Arabesk nedir ?

İslâm tezyinatında ve Avrupa Rönesans mimarisinde görülen stilize bitki, hayvan ve geometrik süs unsurlarıyla yüklü bir şekilde hazırlanmış kompozisyonlar genellikle arabesk olarak adlandırılmaktadır. Batı ülkelerinde bu tür girift süslemelerin Arap tarzını ifade ettiği şeklindeki bir genelleme, bütün müslüman topluluklara ait tezyinî sanatların aynı ad altında toplanmasına yol açmış ve buna göre Hindistan'dan İspanya'ya kadar uzanan bölgelerde görülen süsleme tarzına arabesk denmiştir. İslâm tezyinatının kaynağı, yayılma alanları, esas ve mahiyeti bakımından bunun yanlış bir adlandırma olduğunun artık anlaşılmasına rağmen arabesk terimi günümüzde de yaygın bir şekilde kullanılmaktadır.

Arabesk terimi arab kelimesiyle Latince'de sıfat türeten -iscus ekinin birleşmesinden önce arabescus biçiminde ortaya çıkmış, bazan da rabesco şeklini alarak yaygınlık kazanmıştır. Cumhuriyet döneminden önce Türkçe'ye Fransızca'daki söyleniş tarzıyla girmiş olan kelime, sözlük ve ansiklopedilerin birçoğunda "Arap tarzı süsleme, değişik süs elemanlarının girift bir şekilde birbiriyle kaynaşması" şeklinde tarif edilmiştir. Ayrıntılı bilgiler veren yabancı ansiklopedilerde ise ileri sürülen örnek ve bilgilerin birbirini tutmadığı, arabeski meydana getiren unsurlar konusunda bir görüş birliğine varılamadığı anlaşılmaktadır. Söz konusu yayınlarda ayrıca mauresque, saracenic ve grotesque gibi maddelere atıf yapılması, bu kavramın tarihî kaynağı ve terminolojik menşei hususunda bazı tereddütlerin mevcut olduğunu da göstermektedir.
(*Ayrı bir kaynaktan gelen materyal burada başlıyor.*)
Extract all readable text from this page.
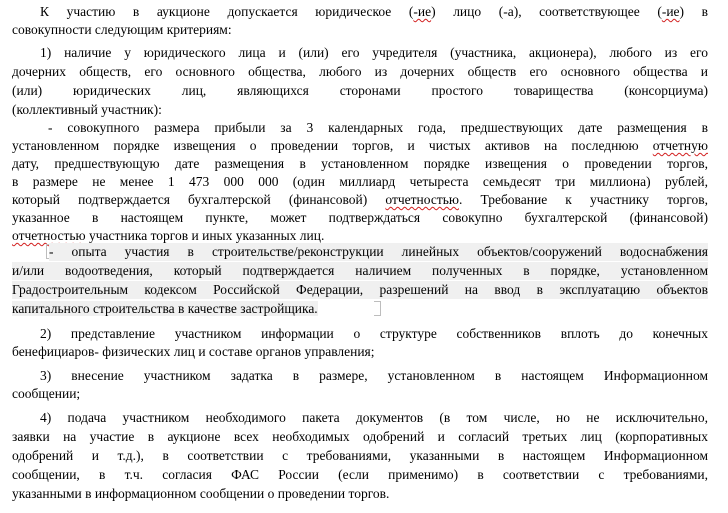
К участию в аукционе допускается юридическое (-ие) лицо (-а), соответствующее (-ие) в
совокупности следующим критериям:
1) наличие у юридического лица и (или) его учредителя (участника, акционера), любого из его
дочерних обществ, его основного общества, любого из дочерних обществ его основного общества и
(или) юридических лиц, являющихся сторонами простого товарищества (консорциума)
(коллективный участник):
- совокупного размера прибыли за 3 календарных года, предшествующих дате размещения в
установленном порядке извещения о проведении торгов, и чистых активов на последнюю отчетную
дату, предшествующую дате размещения в установленном порядке извещения о проведении торгов,
в размере не менее 1 473 000 000 (один миллиард четыреста семьдесят три миллиона) рублей,
который подтверждается бухгалтерской (финансовой) отчетностью. Требование к участнику торгов,
указанное в настоящем пункте, может подтверждаться совокупно бухгалтерской (финансовой)
отчетностью участника торгов и иных указанных лиц.
- опыта участия в строительстве/реконструкции линейных объектов/сооружений водоснабжения
и/или водоотведения, который подтверждается наличием полученных в порядке, установленном
Градостроительным кодексом Российской Федерации, разрешений на ввод в эксплуатацию объектов
капитального строительства в качестве застройщика.
2) представление участником информации о структуре собственников вплоть до конечных
бенефициаров- физических лиц и составе органов управления;
3) внесение участником задатка в размере, установленном в настоящем Информационном
сообщении;
4) подача участником необходимого пакета документов (в том числе, но не исключительно,
заявки на участие в аукционе всех необходимых одобрений и согласий третьих лиц (корпоративных
одобрений и т.д.), в соответствии с требованиями, указанными в настоящем Информационном
сообщении, в т.ч. согласия ФАС России (если применимо) в соответствии с требованиями,
указанными в информационном сообщении о проведении торгов.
Terimi ilk defa kullanan Avrupalı yazarlar, İslâm topluluğunun bir üyesi olan Arap kavminin adından yola çıkarak, nerede ve ne zaman yapılmış olursa olsun İslâm tezyinatının hemen bütününe arabesk adını vermişlerdir. Seyahatnâme, hâtırat, diğer kitap ve ansiklopedilerde bu terimi açıklamak üzere kullanılan gravür ve çizimler İspanya, Fas, Hindistan, İran ve Anadolu gibi birbirlerine çok uzak çevrelerden alınmıştır.


Arabesk kelimesinin ilk defa ortaya çıkışı ve bugünkü anlamıyla kullanılışı XIV. yüzyıl ortalarına kadar inmektedir. Kelime muhtemelen ilk defa İtalyan yazarı Giovanni Bocaccio'nun Decameron (1350) adlı eserinde arabesco şeklinde kullanılmıştır. Daha XIV. yüzyılın ortalarında, yani Decameron'un Avrupalı hümanistler tarafından okunduğu günlerde, bu terimle "Doğu ile ilgili, Araplar'a ait" bir kültür unsurunun anlatılmak istendiği okuyucu tarafından biliniyordu. Decameron'un çeşitli dillere yapılan tercümelerinde bu terim "Saracen fashion" (Doğu tarzı) ve "Arabian clothes" (Arap kıyafeti) şeklindeki ifadelerle aktarılmıştır.

XIV. yüzyıldan başlayarak terimin İtalyan kültür çevrelerinde kendini göstermesi ve bu dilin klasik eserleri aracılığıyla yayılmaya başlaması, İtalya yarımadasının jeopolitik ve ticarî münasebetlerde oynadığı rol ile yakından ilgilidir. Ortaçağ boyunca Batı Akdeniz'e doğru gelişen İslâm fetihleri, İtalyan şehirlerinin İslâm devletleriyle olan ticarî münasebetleri, bu arada çok çeşitli Doğu eşyasının yarımadaya getirilişi, Doğu tarzındaki sanat eserlerinin yakından tanınmasına da yol açmıştır. Sonuç olarak, askerî fetihler ve ticaret malları yanında, İslâm-Arap toplumunun hayat tarzı ve zevkine uygun olarak üretilmiş eşya ile birlikte moda olan pek çok şey yeni isimler almış, arabesk de bunlardan biri olmuştur.